New Mexico Bureau of Mines and Mineral Resources

A Division of New Mexico Tech

ABSTRACT

 

The Estancia Basin of central New Mexico is an asymmetric, north-south trending structural depression that originated during the Pennsylvanian. The present-day basin covers 1,600 mi2 (4,100 km2) and is defined by the Estancia valley. It is bounded on the east by the late Paleozoic Pedernal uplift, on the west by the Tertiary-age Manzano and Los Pinos Mountains, on the north by the Espanola Basin, and on the south by Chupadera Mesa. Depth to Precambrian basement ranges from more than 8500 ft in a narrow graben (Perro sub-basin) in the eastern part of the basin to less than 1000 ft on a shelf to the west.

Basin fill consists primarily of Pennsylvanian and Wolfcampian sandstones and shales in the graben and sandstones, shales, and marine limestones on the shelf. In the Perro sub-basin, reservoirs are fine- to coarse-grained sandstones with relatively low permeabilities and porosities.
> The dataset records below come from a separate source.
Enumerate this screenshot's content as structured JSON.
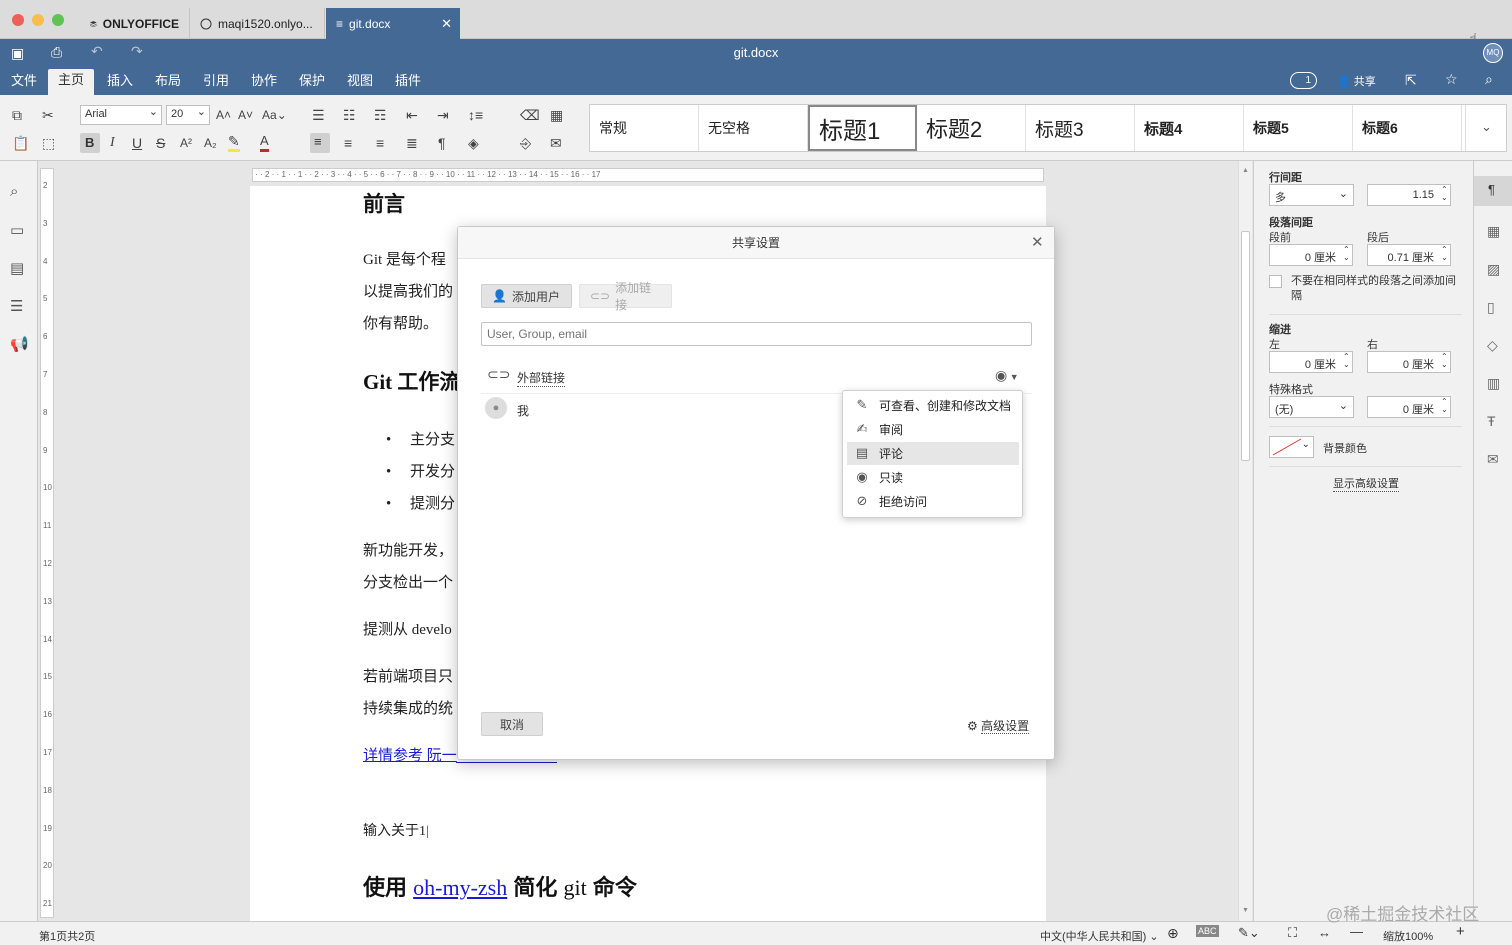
{
  "tabs": [
    {
      "label": "ONLYOFFICE"
    },
    {
      "label": "maqi1520.onlyo..."
    },
    {
      "label": "git.docx"
    }
  ],
  "window_title": "git.docx",
  "user_avatar": "MQ",
  "menu": [
    "文件",
    "主页",
    "插入",
    "布局",
    "引用",
    "协作",
    "保护",
    "视图",
    "插件"
  ],
  "header_right": {
    "users_count": "1",
    "share": "共享"
  },
  "toolbar": {
    "font_name": "Arial",
    "font_size": "20",
    "case": "Aa",
    "bold": "B",
    "italic": "I",
    "underline": "U",
    "strike": "S",
    "superscript": "A²",
    "subscript": "A₂",
    "font_color": "A"
  },
  "styles": [
    "常规",
    "无空格",
    "标题1",
    "标题2",
    "标题3",
    "标题4",
    "标题5",
    "标题6"
  ],
  "ruler": [
    "2",
    "1",
    "1",
    "2",
    "3",
    "4",
    "5",
    "6",
    "7",
    "8",
    "9",
    "10",
    "11",
    "12",
    "13",
    "14",
    "15",
    "16",
    "17"
  ],
  "document": {
    "heading1": "前言",
    "p1": [
      "Git 是每个程",
      "以提高我们的",
      "你有帮助。"
    ],
    "heading2": "Git 工作流",
    "bullets": [
      "主分支",
      "开发分",
      "提测分"
    ],
    "p2": [
      "新功能开发，",
      "分支检出一个"
    ],
    "p3": "提测从 develo",
    "p4": [
      "若前端项目只",
      "持续集成的统"
    ],
    "link": "详情参考 阮一",
    "input_line": "输入关于1",
    "heading3_pre": "使用",
    "heading3_link": "oh-my-zsh",
    "heading3_post1": "简化",
    "heading3_post2": "git",
    "heading3_post3": "命令"
  },
  "dialog": {
    "title": "共享设置",
    "add_user": "添加用户",
    "add_link": "添加链接",
    "search_placeholder": "User, Group, email",
    "external_link": "外部链接",
    "me": "我",
    "cancel": "取消",
    "advanced": "高级设置",
    "permissions": [
      {
        "label": "可查看、创建和修改文档",
        "icon": "pencil-icon"
      },
      {
        "label": "审阅",
        "icon": "review-icon"
      },
      {
        "label": "评论",
        "icon": "comment-icon"
      },
      {
        "label": "只读",
        "icon": "eye-icon"
      },
      {
        "label": "拒绝访问",
        "icon": "eye-off-icon"
      }
    ],
    "highlighted_permission": "评论"
  },
  "right_panel": {
    "line_spacing_label": "行间距",
    "line_spacing_type": "多",
    "line_spacing_value": "1.15",
    "para_spacing_label": "段落间距",
    "before_label": "段前",
    "after_label": "段后",
    "before_value": "0 厘米",
    "after_value": "0.71 厘米",
    "no_space_checkbox": "不要在相同样式的段落之间添加间隔",
    "indent_label": "缩进",
    "left_label": "左",
    "right_label": "右",
    "left_value": "0 厘米",
    "right_value": "0 厘米",
    "special_label": "特殊格式",
    "special_value": "(无)",
    "special_amount": "0 厘米",
    "bg_color": "背景颜色",
    "advanced_link": "显示高级设置"
  },
  "status": {
    "page": "第1页共2页",
    "language": "中文(中华人民共和国)",
    "zoom": "缩放100%",
    "watermark": "@稀土掘金技术社区"
  },
  "colors": {
    "brand": "#446995",
    "link": "#1a1ad6",
    "highlight": "#e6e6e6"
  }
}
On the shelf, reservoirs are mostly fine- to coarse-grained sandstones with porosities that range from 0 to 16% and average approximately 10%. Most limestones on the shelf have less than 5% porosity and are poor reservoirs; however algal grainstones and recrystallized lime mudstones appear to locally form good reservoirs with porosities that can exceed 20%.
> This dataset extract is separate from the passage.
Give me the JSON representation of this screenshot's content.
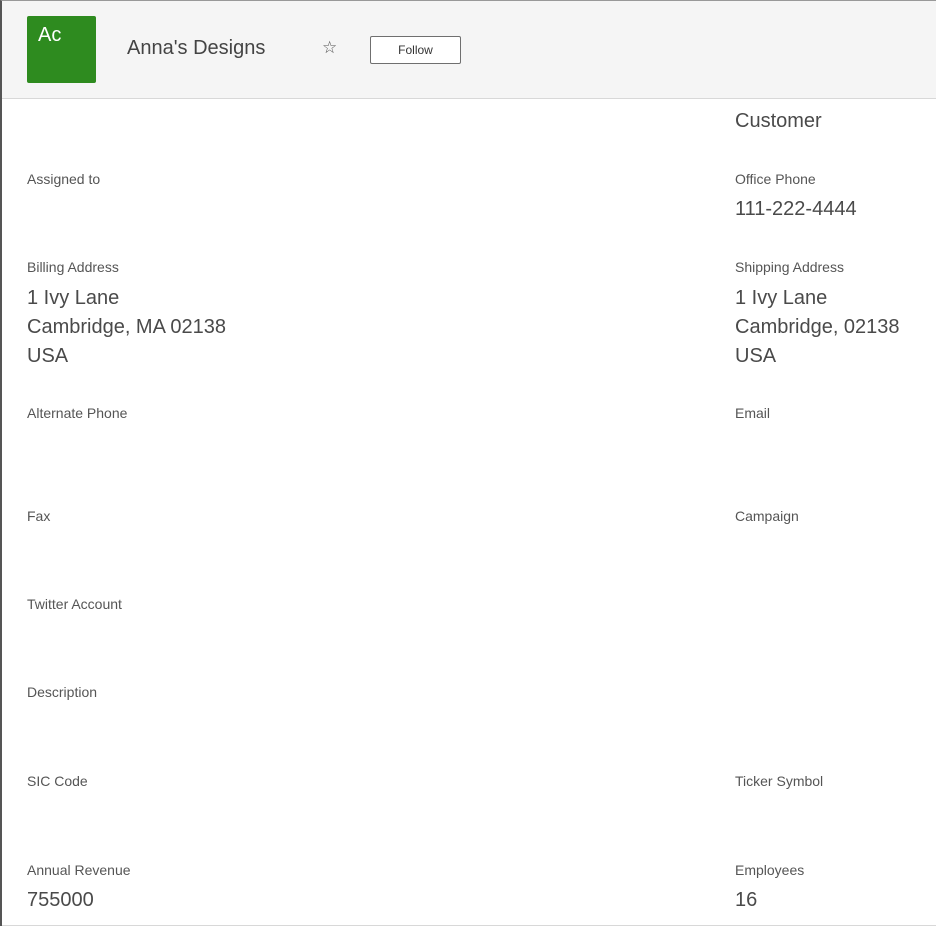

Mature to marginally mature dark-gray to black Pennsylvanian shales are probable source rocks. Thermal Alteration Index ranges from 2.0 to 3.2. Shales become thermally mature with depth in the eastern graben. On the western shelf, shales become mature to the west as a result of increased heating from the Rio Grande rift. Total organic carbon exceeds 0.5% in many shales, sufficient for hydrocarbon generation. Kerogen types are mixed algal, herbaceous, and woody, indicating that gas, or possibly gas mixed with oil, was generated. Kerogens in the shales of the eastern graben are entirely woody, gas-prone types. In limestones and shales of the western shelf, kerogens have a mixed marine and continental provenance, indicating that both oil and gas may have been generated in thermally mature parts of the shelf.
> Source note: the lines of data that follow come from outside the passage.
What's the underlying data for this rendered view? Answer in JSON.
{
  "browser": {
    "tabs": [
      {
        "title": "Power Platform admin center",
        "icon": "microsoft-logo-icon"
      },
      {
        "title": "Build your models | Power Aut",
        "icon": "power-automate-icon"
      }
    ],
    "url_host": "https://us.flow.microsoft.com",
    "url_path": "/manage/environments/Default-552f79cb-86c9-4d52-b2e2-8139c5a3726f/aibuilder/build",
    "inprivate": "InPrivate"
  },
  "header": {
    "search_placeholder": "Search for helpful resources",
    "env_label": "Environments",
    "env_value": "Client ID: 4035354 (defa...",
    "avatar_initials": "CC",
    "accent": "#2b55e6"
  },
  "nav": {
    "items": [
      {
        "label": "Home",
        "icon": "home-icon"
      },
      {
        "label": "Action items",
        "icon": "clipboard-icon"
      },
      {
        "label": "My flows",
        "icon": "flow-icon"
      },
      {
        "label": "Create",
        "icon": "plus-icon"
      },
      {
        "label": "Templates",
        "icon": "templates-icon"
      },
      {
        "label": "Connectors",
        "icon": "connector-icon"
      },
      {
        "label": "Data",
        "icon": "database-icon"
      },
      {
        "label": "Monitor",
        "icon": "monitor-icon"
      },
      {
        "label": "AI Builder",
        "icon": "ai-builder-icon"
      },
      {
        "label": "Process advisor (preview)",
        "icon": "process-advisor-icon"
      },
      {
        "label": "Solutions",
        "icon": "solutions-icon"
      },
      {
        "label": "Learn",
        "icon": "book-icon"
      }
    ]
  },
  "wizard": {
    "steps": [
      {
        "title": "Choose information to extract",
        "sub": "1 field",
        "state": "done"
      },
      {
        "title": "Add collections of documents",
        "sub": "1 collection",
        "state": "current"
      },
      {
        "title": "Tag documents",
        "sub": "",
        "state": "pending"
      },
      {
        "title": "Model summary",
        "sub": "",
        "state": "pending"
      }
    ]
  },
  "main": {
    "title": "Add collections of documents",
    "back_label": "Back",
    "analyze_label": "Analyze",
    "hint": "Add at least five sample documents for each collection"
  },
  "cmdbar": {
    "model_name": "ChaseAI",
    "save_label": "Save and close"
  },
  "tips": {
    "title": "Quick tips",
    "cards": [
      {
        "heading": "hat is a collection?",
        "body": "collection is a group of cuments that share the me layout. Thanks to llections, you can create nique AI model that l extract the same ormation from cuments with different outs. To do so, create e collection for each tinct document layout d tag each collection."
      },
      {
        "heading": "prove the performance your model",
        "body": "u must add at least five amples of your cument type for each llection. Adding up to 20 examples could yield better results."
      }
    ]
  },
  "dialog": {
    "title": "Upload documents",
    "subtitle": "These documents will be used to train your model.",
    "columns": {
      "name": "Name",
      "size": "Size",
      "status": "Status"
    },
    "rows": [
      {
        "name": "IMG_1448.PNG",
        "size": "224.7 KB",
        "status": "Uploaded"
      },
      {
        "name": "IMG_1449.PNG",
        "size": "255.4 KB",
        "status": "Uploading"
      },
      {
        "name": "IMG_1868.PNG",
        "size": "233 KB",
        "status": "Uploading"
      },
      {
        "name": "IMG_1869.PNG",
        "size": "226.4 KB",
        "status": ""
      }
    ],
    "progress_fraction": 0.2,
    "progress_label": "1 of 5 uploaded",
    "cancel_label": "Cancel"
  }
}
Forty-three exploratory wells have been drilled in the basin. Only 17 of those wells have been drilled to Precambrian. Density of wells that penetrate the lowermost Pennsylvanian is less than one well for every three townships. Most of the wells were drilled prior to 1950 and lacked modern logs and testing apparatus with which to fully evaluate the drilled section. In spite of this, numerous shows of oil and gas have been reported; many of these shows are well documented by modern logs and tests from wells drilled since 1970. During the 1930’s and 1940’s, carbon dioxide gas was produced commercially from two small fields on the western flank of the basin.